La mercantilización de la salud

Fabrizio Reyes De Luca • 4 de septiembre de 2025

La mercantilización de los servicios de salud.

La medicina nació como un acto profundamente humano. Desde los antiguos curanderos hasta los médicos de pueblo, el centro de atención siempre fue el paciente: escuchar, acompañar y aliviar eran las consignas. 

Sin embargo, en las últimas décadas asistimos a un fenómeno doloroso y creciente: la deshumanización de los servicios médicos. 

Pacientes y doctores, en todo el mundo y también en la República del Ecuador, perciben que la atención se ha vuelto fría, burocrática y mercantilizada, donde el ser humano parece quedar relegado a un segundo plano.

El siglo XX, trajo avances extraordinarios: antibióticos, vacunas, cirugía moderna y tecnología diagnóstica. Estos logros salvaron millones de vidas, pero también transformaron la medicina en un sistema tecnificado e industrializado.

Hoy, los médicos dedican más tiempo a las pantallas y los formularios que a mirar a los ojos de sus pacientes. La burocracia de las aseguradoras privadas condiciona los tratamientos, el tiempo de consulta se reduce a minutos y el agotamiento profesional, se vuelve cada vez más común.

La mercantilización de la salud ha convertido a los pacientes en “clientes” y a los hospitales en negocios. 

A esto, se suma una formación médica que privilegia lo técnico sobre lo humano, la falta de recursos en los países en vías de desarrollo y las profundas desigualdades sociales, que perpetúan un trato impersonal y degradante.

Para el paciente, la deshumanización significa soledad y pérdida de confianza. En vez de sentirse escuchado, se percibe como un número en una lista o un trámite administrativo. 

Enfermarse, ya de por sí duro, se convierte en una experiencia fría y desoladora. Para el médico, significa frustración y desencanto. Muchos profesionales sienten que no ejercen la medicina que soñaron: en lugar de sanar, están atrapados en el papeleo, las presiones financieras y las agendas imposibles. El resultado es fatiga moral y pérdida de vocación.

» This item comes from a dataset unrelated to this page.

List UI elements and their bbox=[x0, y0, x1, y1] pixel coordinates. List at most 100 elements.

No hay dudas que el interés humano, el trato familiar y cálido de otros tiempos, en algunos casos, ha sido sustituido primordialmente por el interés de hacer dinero. 

Lo que no significa que no hayan buenos médicos, que sí mantienen vivos los valores humanos.

Lo que pasa con los servicios de salud es un reflejo de la sociedad en que vivimos, concentrada en el consumismo y el individualismo. 

El interés por el bien común es cada día menor. La demandante sociedad de consumo, lleva a la mayoría de los profesionales de la salud, a centrarse en su interés personal y de los suyos.

La relación humana se hace cada vez más inhumana. Las mismas relaciones personales de amistad de antes, se orientan ahora en base a intereses. Es un mal de estos tiempos.

En cuanto a los servicios de salud, pienso que el Estado debe orientar su política a la salud preventiva y a los médicos de familia, para poder dar seguimiento a sus pacientes en barrios y zonas marginales. 

Fortalecer así un vínculo personal y emocional, que es vital en el seguimiento de la salud de los pacientes.

En nuestro país, tenemos un doble desafío, nuestra nación enfrenta este fenómeno con características propias. 

A la burocracia y la mercantilización, se suman la escasez de recursos y la saturación hospitalaria. Los pacientes esperan largas horas para consultas rápidas y los médicos trabajan con grandes limitaciones, que les impiden brindar un trato digno.

Es decir, luchamos contra una doble deshumanización: la que proviene de los sistemas modernos tecnificados y la que surge de nuestras carencias estructurales.

En mi opinión, no todo está perdido. La mercantilización no es un destino inevitable, sino un fenómeno que podemos y debemos revertir.

La medicina no puede reducirse a cifras, autorizaciones y monitores de computadoras. Su esencia sigue siendo profundamente humana: aliviar el dolor, acompañar en la enfermedad y recordar al paciente que no está solo.

Hoy más que nunca necesitamos rescatar el alma de la medicina. Porque al final, más allá de cirugías, diagnósticos y medicamentos, lo que más sana es sentirse escuchado, comprendido y acompañado.